Emmanuel Macron doit se tourner vers le bloc arrivé en tête pour lui demander de former un gouvernement. Les consultations à l’Élysée suivent son allocution de jeudi, où il dit vouloir constituer un gouvernement d’union nationale. Y participer revient donc à s’inscrire dans cette perspective. J’y suis hostile.
Personne n’ignore que nous n’avons pas de majorité absolue et qu’il faut, texte par texte, construire des compromis parlementaires. C’est la méthode que nous avons définie en juillet. Mais un pacte de non-censure, c’est-à-dire un programme commun avec Gabriel Attal et Bruno Retailleau, c’est autre chose. Il ne peut pas en être question.
Mais, dans votre scénario, le gouvernement du NFP sera immédiatement censuré…
Il peut agir avant la censure et gagner du soutien populaire. Si la première mesure est d’augmenter le Smic par décret, c’est donc un gouvernement qui vient d’augmenter le Smic qui est censuré. Le rapport de force se mène avec le pays.
Dans nos colonnes, Fabien Roussel proposait, lundi, un « pacte social et républicain » pour que l’extrême droite ne « dicte » plus la politique du gouvernement. Qu’en pensez-vous ?
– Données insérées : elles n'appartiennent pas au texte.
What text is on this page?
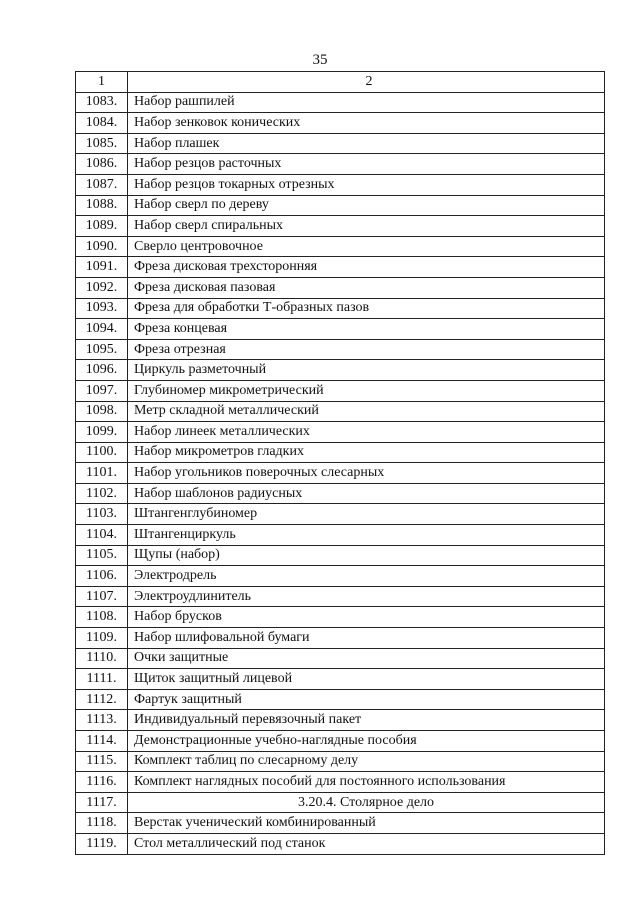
35
1	2
1083.	Набор рашпилей
1084.	Набор зенковок конических
1085.	Набор плашек
1086.	Набор резцов расточных
1087.	Набор резцов токарных отрезных
1088.	Набор сверл по дереву
1089.	Набор сверл спиральных
1090.	Сверло центровочное
1091.	Фреза дисковая трехсторонняя
1092.	Фреза дисковая пазовая
1093.	Фреза для обработки Т-образных пазов
1094.	Фреза концевая
1095.	Фреза отрезная
1096.	Циркуль разметочный
1097.	Глубиномер микрометрический
1098.	Метр складной металлический
1099.	Набор линеек металлических
1100.	Набор микрометров гладких
1101.	Набор угольников поверочных слесарных
1102.	Набор шаблонов радиусных
1103.	Штангенглубиномер
1104.	Штангенциркуль
1105.	Щупы (набор)
1106.	Электродрель
1107.	Электроудлинитель
1108.	Набор брусков
1109.	Набор шлифовальной бумаги
1110.	Очки защитные
1111.	Щиток защитный лицевой
1112.	Фартук защитный
1113.	Индивидуальный перевязочный пакет
1114.	Демонстрационные учебно-наглядные пособия
1115.	Комплект таблиц по слесарному делу
1116.	Комплект наглядных пособий для постоянного использования
1117.	3.20.4. Столярное дело
1118.	Верстак ученический комбинированный
1119.	Стол металлический под станок
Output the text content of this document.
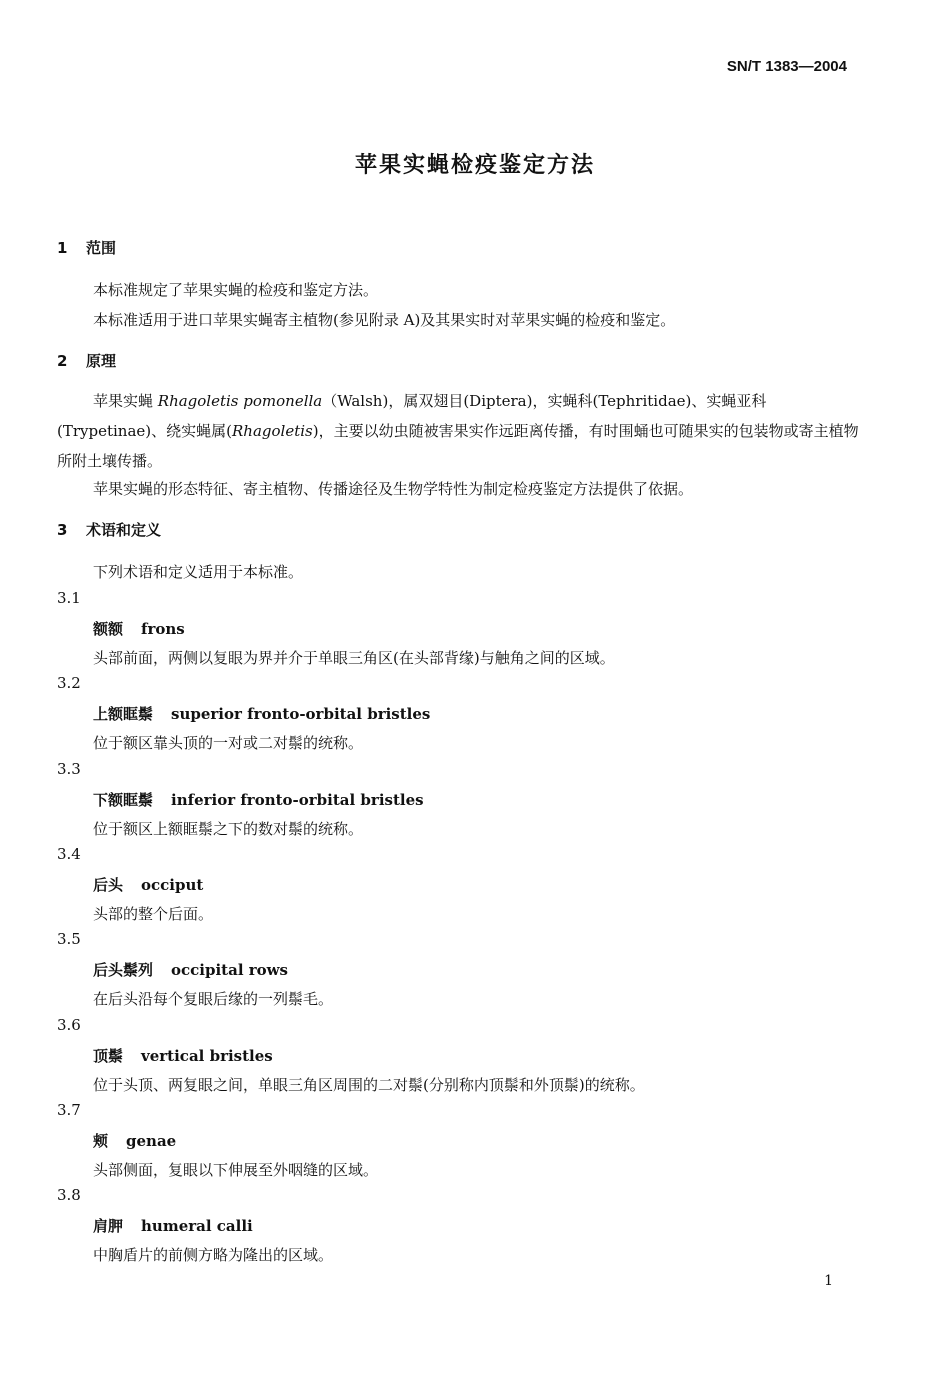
SN/T 1383—2004
苹果实蝇检疫鉴定方法
1 范围
本标准规定了苹果实蝇的检疫和鉴定方法。
本标准适用于进口苹果实蝇寄主植物(参见附录 A)及其果实时对苹果实蝇的检疫和鉴定。
2 原理
苹果实蝇 Rhagoletis pomonella（Walsh)，属双翅目(Diptera)，实蝇科(Tephritidae)、实蝇亚科(Trypetinae)、绕实蝇属(Rhagoletis)，主要以幼虫随被害果实作远距离传播，有时围蛹也可随果实的包装物或寄主植物所附土壤传播。
苹果实蝇的形态特征、寄主植物、传播途径及生物学特性为制定检疫鉴定方法提供了依据。
3 术语和定义
下列术语和定义适用于本标准。
3.1
额额 frons
头部前面，两侧以复眼为界并介于单眼三角区(在头部背缘)与触角之间的区域。
3.2
上额眶鬃 superior fronto-orbital bristles
位于额区靠头顶的一对或二对鬃的统称。
3.3
下额眶鬃 inferior fronto-orbital bristles
位于额区上额眶鬃之下的数对鬃的统称。
3.4
后头 occiput
头部的整个后面。
3.5
后头鬃列 occipital rows
在后头沿每个复眼后缘的一列鬃毛。
3.6
顶鬃 vertical bristles
位于头顶、两复眼之间，单眼三角区周围的二对鬃(分别称内顶鬃和外顶鬃)的统称。
3.7
颊 genae
头部侧面，复眼以下伸展至外咽缝的区域。
3.8
肩胛 humeral calli
中胸盾片的前侧方略为隆出的区域。
1
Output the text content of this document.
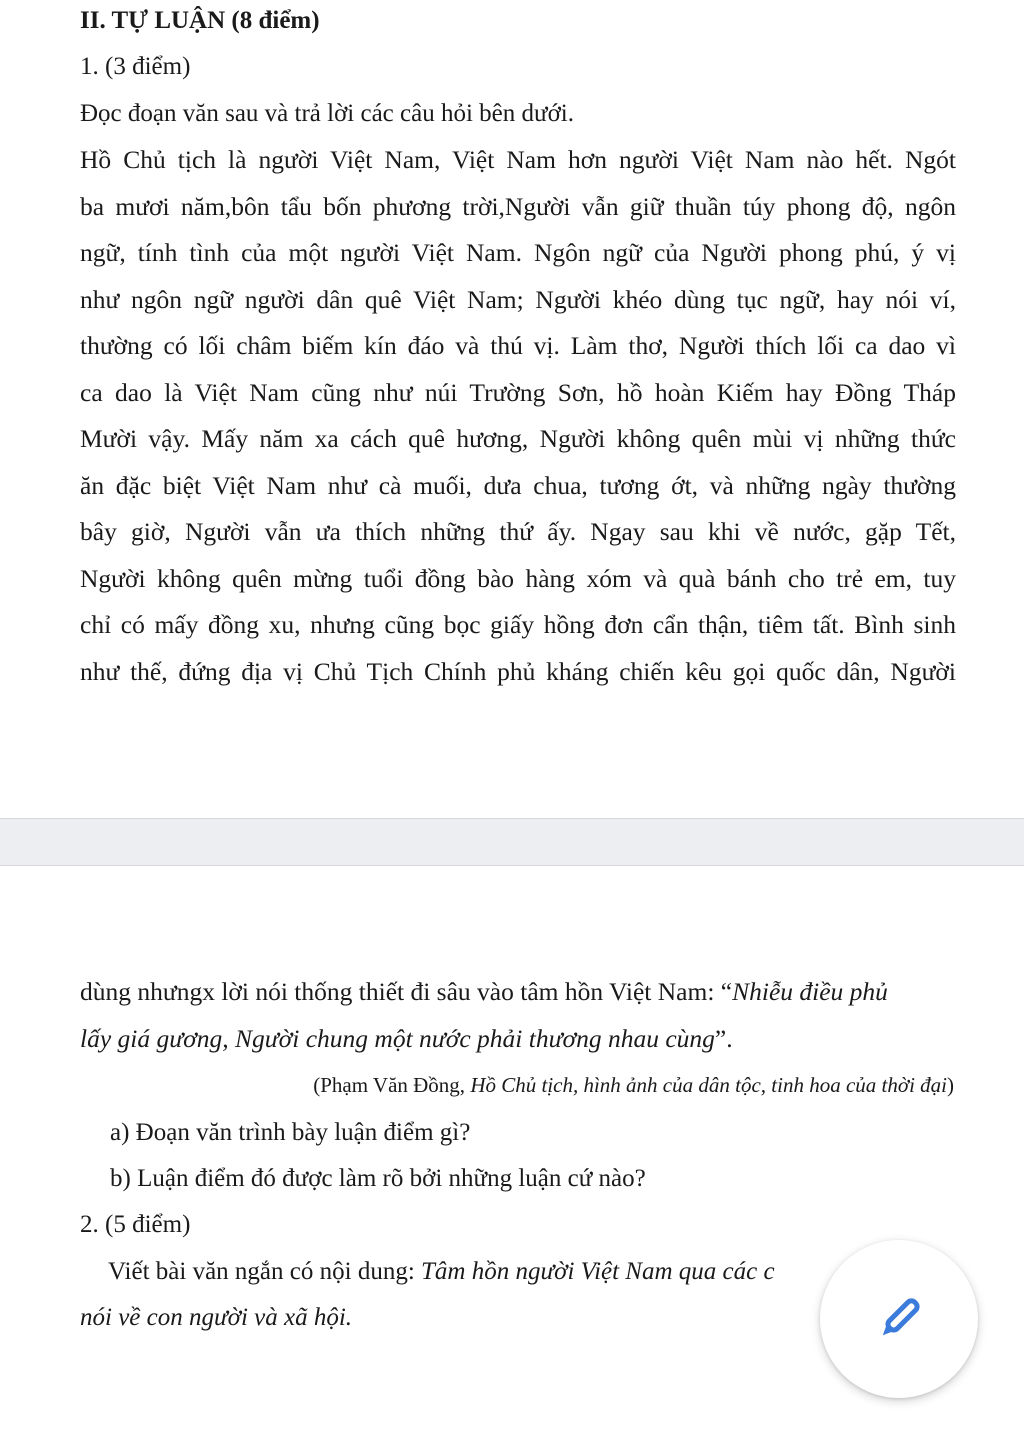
II. TỰ LUẬN (8 điểm)
1. (3 điểm)
Đọc đoạn văn sau và trả lời các câu hỏi bên dưới.
Hồ Chủ tịch là người Việt Nam, Việt Nam hơn người Việt Nam nào hết. Ngót
ba mươi năm,bôn tẩu bốn phương trời,Người vẫn giữ thuần túy phong độ, ngôn
ngữ, tính tình của một người Việt Nam. Ngôn ngữ của Người phong phú, ý vị
như ngôn ngữ người dân quê Việt Nam; Người khéo dùng tục ngữ, hay nói ví,
thường có lối châm biếm kín đáo và thú vị. Làm thơ, Người thích lối ca dao vì
ca dao là Việt Nam cũng như núi Trường Sơn, hồ hoàn Kiếm hay Đồng Tháp
Mười vậy. Mấy năm xa cách quê hương, Người không quên mùi vị những thức
ăn đặc biệt Việt Nam như cà muối, dưa chua, tương ớt, và những ngày thường
bây giờ, Người vẫn ưa thích những thứ ấy. Ngay sau khi về nước, gặp Tết,
Người không quên mừng tuổi đồng bào hàng xóm và quà bánh cho trẻ em, tuy
chỉ có mấy đồng xu, nhưng cũng bọc giấy hồng đơn cẩn thận, tiêm tất. Bình sinh
như thế, đứng địa vị Chủ Tịch Chính phủ kháng chiến kêu gọi quốc dân, Người
dùng nhưngx lời nói thống thiết đi sâu vào tâm hồn Việt Nam: “Nhiễu điều phủ
lấy giá gương, Người chung một nước phải thương nhau cùng”.
(Phạm Văn Đồng, Hồ Chủ tịch, hình ảnh của dân tộc, tinh hoa của thời đại)
a) Đoạn văn trình bày luận điểm gì?
b) Luận điểm đó được làm rõ bởi những luận cứ nào?
2. (5 điểm)
Viết bài văn ngắn có nội dung: Tâm hồn người Việt Nam qua các c
nói về con người và xã hội.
Je suis d’accord avec les mesures qu’il met sur la table, puisqu’elles sont dans le programme du NFP : abrogation de la réforme des retraites, augmentation du Smic, hausse des salaires… Mais croyez-vous qu’il soit possible d’obtenir un accord sur cette base avec Gabriel Attal ? Soyons sérieux.
Pour aller plus loin : « Emmanuel Macron ne finira pas son mandat » – Interview de Manuel Bompard à la Provence
Le désaccord porte donc sur la stratégie plus que sur le fond…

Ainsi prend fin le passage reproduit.